DataOps processes are characterized by data pipeline and analytics development orchestration, while there is little orchestration involved with DevOps processes.
Unlike DevOps, DataOps relies heavily on data masking for testing purposes, and therefore, test data management becomes crucial. Also, DataOps typically tests and validates data at both data pipeline and analytics development processes before deployment.
DevOps enjoys a mature tools ecosystem, esp. for testing. DataOps, being a new approach, often requires teams to build tools from scratch or modify DevOps tools for their purpose.
Evolution of DataOps Platform
In the early days of data analytics, ETL (extract, transform, load) tools emerged as capable tools to manage large volumes (relatively speaking) of incoming data. However, as the variety, veracity, and volume of the incoming data exploded, the need for scalability and high-speed data analytics become more urgent. The deficiencies inherent in data connectors proved to be a limiting factor too.

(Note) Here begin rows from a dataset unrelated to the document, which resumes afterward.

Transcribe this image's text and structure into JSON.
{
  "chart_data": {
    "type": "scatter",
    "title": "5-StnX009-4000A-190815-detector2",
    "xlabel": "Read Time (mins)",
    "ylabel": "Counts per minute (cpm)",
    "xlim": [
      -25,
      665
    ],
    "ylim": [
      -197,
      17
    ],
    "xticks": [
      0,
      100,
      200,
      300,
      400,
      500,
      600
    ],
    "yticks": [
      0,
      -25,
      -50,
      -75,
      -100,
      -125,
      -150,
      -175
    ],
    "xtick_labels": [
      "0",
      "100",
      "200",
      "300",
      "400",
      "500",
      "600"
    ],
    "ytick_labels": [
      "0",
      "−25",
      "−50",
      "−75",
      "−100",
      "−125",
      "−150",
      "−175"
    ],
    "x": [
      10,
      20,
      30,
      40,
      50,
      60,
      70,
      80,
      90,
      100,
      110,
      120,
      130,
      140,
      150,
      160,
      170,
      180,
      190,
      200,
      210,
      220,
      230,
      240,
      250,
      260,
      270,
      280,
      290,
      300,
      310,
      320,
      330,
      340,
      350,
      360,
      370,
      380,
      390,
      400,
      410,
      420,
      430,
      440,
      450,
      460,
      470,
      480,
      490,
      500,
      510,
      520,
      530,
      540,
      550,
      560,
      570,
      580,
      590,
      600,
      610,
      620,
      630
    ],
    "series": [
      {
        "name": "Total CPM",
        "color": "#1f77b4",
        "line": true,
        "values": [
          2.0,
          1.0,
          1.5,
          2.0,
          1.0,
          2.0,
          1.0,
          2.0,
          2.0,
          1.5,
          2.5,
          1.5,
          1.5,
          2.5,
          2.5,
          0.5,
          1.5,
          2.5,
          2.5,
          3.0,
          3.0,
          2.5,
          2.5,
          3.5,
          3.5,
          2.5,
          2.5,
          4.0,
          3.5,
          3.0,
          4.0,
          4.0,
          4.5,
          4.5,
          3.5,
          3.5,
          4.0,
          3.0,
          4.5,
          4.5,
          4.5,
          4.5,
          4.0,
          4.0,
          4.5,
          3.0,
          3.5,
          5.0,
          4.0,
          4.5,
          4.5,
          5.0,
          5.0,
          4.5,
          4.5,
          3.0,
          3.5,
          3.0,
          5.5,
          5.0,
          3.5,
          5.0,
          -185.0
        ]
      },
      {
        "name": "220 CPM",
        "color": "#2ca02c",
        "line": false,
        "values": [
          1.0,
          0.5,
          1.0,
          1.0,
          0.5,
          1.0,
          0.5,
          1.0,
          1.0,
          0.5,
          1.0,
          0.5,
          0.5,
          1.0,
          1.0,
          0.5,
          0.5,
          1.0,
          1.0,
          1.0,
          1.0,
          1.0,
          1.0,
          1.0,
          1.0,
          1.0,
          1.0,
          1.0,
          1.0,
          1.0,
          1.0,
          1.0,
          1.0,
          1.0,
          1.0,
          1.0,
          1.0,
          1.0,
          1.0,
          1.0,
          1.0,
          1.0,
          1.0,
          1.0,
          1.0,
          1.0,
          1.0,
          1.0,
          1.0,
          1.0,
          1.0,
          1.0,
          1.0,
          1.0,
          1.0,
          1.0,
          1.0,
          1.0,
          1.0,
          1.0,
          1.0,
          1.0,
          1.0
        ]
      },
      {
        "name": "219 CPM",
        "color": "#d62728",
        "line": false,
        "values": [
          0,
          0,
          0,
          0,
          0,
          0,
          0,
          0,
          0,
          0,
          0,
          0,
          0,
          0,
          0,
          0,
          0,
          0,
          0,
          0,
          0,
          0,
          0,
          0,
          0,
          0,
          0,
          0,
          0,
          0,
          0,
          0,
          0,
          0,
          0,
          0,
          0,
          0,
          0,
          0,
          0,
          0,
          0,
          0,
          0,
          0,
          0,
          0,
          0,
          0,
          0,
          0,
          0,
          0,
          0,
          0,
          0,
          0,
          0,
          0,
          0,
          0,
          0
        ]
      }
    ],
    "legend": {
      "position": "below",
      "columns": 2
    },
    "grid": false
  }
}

The emergence of the cloud would solve the challenge of data ingestion, management, and analytics. When ETL tools were combined with cloud resources, it accelerated the speed of analytics. Yet, a mounting challenge persisted — data accessibility. It wasn’t enough that the data was being used to generate insights; everyone should be able to get access to those insights.
And, DataOps was born!
DataOps democratized data access. Instead of a select few people having access to data, all stakeholders get access to secure, quality data subject to the organization’s data governance policies.